Anna Wintour at the Hudson Theater in New York, March 2022 © New York Times / Redux / Eyevine

The morning after Donald Trump was elected president, Anna Wintour stood in front of her editors and wept. It was a rare and, to staff, shocking display of emotion for the notoriously cool and collected Wintour, whose glossy magazine had in 2016 publicly thrown its weight behind Democratic candidate Hillary Clinton.

Wintour is a woman “endowed with the rare ability to turn attachments — to both outcomes and people — on and off like a switch”, as journalist Amy Odell writes in Anna, a new biography of American Vogue’s longstanding editor-in-chief. But for a moment at least, Trump’s success threw her.

Widely considered the most powerful person in fashion, as well at publisher Condé Nast, where she is chief content officer and global editorial director, Wintour has been the subject of fascination and scrutiny since she became editor of British Vogue in 1985. And yet she has remained as seemingly mysterious to her confidantes, assistants, colleagues and the press as to the rest of the world. Through more than 250 interviews and extensive research, Odell assiduously charts how Wintour reached the pinnacle of her profession — and then superseded it, spreading her influence into Hollywood, Broadway, government, even sports.

As the book tells it, Wintour’s earliest ambition was to edit American Vogue. But despite her well-connected London upbringing as the daughter of Evening Standard editor Charles and his American wife Eleanor “Nonie” Wintour, the path there is far from smooth. Leaving school at 16, she is fired from her first job at the hip boutique Biba in the mid-1960s, under suspicion of stealing clothes, and is also dismissed from her first New York job at Harper’s Bazaar. Andy Warhol, who thought Wintour was “a terrible dresser”, declines to hire her as a fashion editor at Interview magazine.

When Wintour finally lands the top job at American Vogue, she cleans house. The staff permitted to remain find her “scary”, a micromanager who regularly kills stories and photo shoots deemed substandard. Odell notes that “there is debate about how creative Anna is as an editor”, and she argues that what ultimately secures Wintour’s place at the top — and keeps her there — is her personal brand, of which her stylishness and superhuman work ethic are central. Although she has a weakness for “pets” such as writer André Leon Talley (who in the 1990s is afforded a $350,000 salary to write a monthly column), what she relishes is control.

Wintour’s Vogue is a creative and commercial success but her job is far from secure. When Ron Galotti joins as publisher in 1994, he and Condé Nast owner Si Newhouse warn Wintour to feature more advertisers’ clothes in editorial pages, or else. She does, and during the late 1990s grows her power within the company and, more importantly, without. Acting as a sort of GM of the fashion industry, it is Wintour who gets John Galliano funding for his young label, and lands Marc Jacobs his creative director job at Louis Vuitton. Vogue covers, once exclusively reserved for models, become sought-after prizes for celebrities, though they must hustle for Wintour’s approval: Oprah is made to lose 20 pounds before she becomes the first black woman to have her own Vogue cover in 1998.

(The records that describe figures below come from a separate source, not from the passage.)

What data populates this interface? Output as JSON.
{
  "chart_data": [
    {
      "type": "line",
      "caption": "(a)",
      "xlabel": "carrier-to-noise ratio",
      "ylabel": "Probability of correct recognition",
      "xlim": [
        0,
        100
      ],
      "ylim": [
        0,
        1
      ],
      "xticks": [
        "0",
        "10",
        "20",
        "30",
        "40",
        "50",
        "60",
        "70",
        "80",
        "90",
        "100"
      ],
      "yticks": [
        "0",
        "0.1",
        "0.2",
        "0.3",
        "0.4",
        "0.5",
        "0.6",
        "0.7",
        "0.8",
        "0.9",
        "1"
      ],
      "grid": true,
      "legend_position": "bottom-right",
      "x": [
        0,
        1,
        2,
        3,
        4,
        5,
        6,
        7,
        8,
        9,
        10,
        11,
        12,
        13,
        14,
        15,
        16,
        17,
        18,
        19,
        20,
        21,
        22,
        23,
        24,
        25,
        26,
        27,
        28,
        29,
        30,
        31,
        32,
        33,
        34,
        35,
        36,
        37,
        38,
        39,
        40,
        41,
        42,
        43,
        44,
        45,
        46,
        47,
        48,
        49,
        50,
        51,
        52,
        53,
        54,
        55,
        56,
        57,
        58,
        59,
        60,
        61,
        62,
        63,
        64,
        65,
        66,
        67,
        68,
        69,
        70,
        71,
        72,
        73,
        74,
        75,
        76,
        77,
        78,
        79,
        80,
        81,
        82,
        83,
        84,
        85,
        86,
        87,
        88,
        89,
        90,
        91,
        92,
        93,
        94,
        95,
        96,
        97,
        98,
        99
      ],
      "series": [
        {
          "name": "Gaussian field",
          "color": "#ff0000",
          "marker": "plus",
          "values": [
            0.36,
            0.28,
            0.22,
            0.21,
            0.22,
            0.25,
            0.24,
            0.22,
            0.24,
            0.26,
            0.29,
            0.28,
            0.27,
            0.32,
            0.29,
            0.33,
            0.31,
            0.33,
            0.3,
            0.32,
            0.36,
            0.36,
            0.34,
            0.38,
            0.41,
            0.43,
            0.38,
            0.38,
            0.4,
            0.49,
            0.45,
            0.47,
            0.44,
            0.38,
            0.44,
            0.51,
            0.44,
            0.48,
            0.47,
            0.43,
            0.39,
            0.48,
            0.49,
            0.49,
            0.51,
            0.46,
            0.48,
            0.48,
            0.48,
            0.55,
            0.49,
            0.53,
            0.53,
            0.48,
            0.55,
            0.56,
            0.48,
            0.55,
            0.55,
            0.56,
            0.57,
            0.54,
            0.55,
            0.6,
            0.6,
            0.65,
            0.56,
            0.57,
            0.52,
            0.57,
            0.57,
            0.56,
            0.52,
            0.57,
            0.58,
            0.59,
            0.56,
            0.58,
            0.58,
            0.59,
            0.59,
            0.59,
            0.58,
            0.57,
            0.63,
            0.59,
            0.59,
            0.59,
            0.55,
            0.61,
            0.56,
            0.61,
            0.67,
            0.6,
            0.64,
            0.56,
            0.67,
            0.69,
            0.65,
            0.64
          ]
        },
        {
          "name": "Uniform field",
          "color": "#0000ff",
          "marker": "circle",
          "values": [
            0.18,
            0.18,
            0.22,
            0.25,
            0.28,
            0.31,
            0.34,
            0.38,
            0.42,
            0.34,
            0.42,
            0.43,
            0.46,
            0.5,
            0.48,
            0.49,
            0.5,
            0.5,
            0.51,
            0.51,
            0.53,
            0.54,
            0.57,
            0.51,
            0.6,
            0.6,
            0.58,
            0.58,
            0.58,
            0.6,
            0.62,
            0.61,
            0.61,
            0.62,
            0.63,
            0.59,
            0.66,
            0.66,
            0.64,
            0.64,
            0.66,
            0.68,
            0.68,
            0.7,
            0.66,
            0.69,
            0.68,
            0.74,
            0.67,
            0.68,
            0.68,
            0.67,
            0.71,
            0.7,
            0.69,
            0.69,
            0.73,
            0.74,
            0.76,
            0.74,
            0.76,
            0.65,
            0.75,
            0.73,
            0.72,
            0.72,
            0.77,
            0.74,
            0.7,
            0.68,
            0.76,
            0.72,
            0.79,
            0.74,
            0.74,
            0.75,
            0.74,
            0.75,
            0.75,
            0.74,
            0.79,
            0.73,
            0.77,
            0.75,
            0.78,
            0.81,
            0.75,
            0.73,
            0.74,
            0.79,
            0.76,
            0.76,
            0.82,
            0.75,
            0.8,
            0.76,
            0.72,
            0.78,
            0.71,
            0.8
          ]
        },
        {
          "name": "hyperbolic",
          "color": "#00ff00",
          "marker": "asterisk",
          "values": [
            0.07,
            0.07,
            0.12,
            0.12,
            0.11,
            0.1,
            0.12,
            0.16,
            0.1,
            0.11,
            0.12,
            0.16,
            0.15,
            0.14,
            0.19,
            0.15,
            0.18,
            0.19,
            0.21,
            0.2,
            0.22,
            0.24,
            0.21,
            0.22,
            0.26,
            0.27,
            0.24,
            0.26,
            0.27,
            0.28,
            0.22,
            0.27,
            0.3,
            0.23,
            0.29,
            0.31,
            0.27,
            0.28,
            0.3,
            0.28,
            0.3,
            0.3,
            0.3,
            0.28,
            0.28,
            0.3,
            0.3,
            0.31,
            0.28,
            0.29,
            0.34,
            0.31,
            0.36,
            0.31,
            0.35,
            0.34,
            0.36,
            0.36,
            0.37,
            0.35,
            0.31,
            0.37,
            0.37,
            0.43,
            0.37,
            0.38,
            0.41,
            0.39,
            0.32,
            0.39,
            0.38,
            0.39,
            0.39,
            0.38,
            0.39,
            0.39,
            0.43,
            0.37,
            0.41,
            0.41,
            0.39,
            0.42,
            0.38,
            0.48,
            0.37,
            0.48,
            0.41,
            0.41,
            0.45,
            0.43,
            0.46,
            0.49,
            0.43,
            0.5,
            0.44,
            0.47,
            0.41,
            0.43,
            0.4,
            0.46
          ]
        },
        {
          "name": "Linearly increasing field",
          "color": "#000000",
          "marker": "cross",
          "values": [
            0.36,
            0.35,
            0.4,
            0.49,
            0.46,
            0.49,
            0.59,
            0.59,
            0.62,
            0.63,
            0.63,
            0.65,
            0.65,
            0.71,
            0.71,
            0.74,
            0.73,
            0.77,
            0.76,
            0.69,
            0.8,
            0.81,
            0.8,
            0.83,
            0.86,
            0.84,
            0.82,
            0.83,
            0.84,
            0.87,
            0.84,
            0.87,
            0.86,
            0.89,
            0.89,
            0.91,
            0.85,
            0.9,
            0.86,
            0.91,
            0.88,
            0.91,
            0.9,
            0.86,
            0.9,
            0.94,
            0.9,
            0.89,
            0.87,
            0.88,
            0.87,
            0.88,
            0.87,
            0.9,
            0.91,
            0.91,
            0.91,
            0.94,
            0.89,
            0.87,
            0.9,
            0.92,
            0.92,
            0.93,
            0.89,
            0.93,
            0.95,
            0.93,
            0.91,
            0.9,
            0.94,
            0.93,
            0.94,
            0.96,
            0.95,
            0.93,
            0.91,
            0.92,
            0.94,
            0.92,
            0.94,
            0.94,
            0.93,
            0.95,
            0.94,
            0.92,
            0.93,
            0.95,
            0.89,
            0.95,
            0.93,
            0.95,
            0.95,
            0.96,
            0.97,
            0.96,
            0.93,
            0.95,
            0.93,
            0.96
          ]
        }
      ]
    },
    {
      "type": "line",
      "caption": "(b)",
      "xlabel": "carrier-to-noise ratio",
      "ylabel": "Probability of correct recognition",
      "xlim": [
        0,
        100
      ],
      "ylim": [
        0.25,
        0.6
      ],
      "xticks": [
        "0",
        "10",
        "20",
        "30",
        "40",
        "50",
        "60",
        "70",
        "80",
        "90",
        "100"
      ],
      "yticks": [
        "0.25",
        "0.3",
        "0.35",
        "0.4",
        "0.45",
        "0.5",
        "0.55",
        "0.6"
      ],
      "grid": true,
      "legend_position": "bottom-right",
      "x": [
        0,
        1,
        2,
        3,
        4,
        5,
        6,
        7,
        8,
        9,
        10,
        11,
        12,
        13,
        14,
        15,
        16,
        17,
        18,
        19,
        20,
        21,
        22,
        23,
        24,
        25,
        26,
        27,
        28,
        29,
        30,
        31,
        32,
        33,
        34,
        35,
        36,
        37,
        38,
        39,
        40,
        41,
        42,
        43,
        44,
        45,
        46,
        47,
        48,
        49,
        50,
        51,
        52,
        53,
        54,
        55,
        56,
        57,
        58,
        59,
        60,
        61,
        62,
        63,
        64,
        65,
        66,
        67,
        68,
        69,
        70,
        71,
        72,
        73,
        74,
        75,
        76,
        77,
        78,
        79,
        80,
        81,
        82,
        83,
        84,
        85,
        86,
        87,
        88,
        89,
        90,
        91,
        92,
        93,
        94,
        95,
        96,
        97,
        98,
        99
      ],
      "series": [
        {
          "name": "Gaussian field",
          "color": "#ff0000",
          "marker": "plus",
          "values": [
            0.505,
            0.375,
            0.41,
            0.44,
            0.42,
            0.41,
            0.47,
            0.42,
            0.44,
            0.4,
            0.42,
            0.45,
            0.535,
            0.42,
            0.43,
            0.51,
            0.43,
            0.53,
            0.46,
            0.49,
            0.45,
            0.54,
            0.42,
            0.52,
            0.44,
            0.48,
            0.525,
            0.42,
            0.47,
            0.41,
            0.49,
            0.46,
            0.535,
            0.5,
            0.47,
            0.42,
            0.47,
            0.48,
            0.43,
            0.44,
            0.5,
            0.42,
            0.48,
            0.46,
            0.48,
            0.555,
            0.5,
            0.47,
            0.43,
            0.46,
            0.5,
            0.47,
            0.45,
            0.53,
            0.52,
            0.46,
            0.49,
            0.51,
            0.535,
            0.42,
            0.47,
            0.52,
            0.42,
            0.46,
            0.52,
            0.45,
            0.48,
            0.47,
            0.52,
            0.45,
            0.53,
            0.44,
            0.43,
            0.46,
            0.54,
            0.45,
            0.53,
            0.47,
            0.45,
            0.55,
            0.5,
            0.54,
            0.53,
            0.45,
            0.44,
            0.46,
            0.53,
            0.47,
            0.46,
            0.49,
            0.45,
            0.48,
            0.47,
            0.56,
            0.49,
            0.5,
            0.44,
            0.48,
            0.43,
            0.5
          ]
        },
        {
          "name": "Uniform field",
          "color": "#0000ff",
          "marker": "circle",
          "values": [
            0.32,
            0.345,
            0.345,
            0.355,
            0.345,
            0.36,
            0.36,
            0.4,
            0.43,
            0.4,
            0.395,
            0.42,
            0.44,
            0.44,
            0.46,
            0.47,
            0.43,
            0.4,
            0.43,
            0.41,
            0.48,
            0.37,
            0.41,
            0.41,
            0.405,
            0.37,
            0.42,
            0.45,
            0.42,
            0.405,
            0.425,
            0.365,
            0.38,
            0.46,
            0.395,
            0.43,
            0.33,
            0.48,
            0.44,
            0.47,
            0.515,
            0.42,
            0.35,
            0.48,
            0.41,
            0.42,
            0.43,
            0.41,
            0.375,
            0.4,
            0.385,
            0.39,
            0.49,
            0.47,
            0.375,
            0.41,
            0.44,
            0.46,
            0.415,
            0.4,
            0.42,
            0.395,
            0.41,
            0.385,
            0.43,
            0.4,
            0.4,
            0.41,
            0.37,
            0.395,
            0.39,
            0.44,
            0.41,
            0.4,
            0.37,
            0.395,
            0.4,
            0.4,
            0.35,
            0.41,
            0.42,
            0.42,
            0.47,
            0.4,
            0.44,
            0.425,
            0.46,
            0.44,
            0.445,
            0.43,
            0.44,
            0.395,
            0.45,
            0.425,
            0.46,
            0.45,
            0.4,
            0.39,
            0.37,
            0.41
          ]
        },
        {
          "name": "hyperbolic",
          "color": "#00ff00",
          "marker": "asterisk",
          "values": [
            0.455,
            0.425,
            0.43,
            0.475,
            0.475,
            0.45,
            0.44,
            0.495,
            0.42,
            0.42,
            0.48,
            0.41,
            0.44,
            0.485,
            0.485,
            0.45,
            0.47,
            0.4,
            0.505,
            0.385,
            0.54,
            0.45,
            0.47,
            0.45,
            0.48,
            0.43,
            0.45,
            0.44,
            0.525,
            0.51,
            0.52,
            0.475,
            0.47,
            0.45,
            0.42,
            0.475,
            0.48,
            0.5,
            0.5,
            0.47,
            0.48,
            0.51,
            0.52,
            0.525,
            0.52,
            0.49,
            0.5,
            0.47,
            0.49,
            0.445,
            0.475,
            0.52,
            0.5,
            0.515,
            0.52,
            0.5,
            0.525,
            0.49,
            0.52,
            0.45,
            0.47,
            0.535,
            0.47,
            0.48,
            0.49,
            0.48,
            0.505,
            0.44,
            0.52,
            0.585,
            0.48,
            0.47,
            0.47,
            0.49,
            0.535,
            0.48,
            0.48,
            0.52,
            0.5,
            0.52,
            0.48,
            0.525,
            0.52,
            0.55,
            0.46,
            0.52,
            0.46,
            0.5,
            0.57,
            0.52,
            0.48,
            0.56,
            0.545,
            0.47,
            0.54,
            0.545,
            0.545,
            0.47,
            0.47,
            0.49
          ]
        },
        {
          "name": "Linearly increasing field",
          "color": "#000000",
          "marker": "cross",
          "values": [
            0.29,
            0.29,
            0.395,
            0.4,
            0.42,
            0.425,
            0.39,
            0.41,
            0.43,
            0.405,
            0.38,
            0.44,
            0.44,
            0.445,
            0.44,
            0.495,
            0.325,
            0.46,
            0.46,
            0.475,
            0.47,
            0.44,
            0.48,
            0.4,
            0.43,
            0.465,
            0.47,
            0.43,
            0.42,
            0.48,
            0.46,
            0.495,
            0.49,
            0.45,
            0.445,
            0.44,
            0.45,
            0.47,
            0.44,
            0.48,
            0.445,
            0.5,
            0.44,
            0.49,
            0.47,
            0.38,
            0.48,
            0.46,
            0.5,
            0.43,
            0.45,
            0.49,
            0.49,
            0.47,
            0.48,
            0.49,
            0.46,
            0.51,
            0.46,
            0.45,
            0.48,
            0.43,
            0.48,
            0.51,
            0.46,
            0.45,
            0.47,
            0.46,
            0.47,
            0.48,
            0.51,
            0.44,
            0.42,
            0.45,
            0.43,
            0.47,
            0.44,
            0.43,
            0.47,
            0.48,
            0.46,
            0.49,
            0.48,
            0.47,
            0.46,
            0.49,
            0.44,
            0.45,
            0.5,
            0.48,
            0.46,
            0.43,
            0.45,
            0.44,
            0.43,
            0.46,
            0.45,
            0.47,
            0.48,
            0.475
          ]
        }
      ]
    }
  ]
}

But it is The Devil Wears Prada — the 2006 film based on the book by former assistant Lauren Weisberger, starring Meryl Streep as the queenly, Wintour-inspired protagonist — that turns Wintour into a bona fide celebrity. It also, says Odell, makes her untouchable at Condé Nast, even as the tally of her various missteps — Vogue’s relentless body-shaming, the lack of racial diversity in its staff and pages — adds up. These errors are easy to condemn but Odell is careful to remind readers that Wintour’s attitudes were once the norm. “A creature of habit, she often simply fell back on working with her favourite people, like photographer Mario Testino,” Odell writes of the lack of black photographers shooting for Vogue.

A takedown biography of Wintour would have been easy, and Odell resists the temptation, seeking to paint a more nuanced portrait without any input from Wintour herself (who opened her Rolodex to Odell, but declined repeated requests to be interviewed).

But the book lacks a strong point of view. Is Wintour a tyrant who should have been let go from Vogue years ago, or an effective boss whose leadership methods would be readily praised in male form? Odell, an opinionated writer, is curiously reticent on these and other questions.

Wintour obsessives will no doubt revel in the details of her diet (whole-milk lattes, rare steaks, caprese salads without the tomatoes), and management style. But as for the woman behind the manicured bob and dark sunglasses? The mystery remains intact.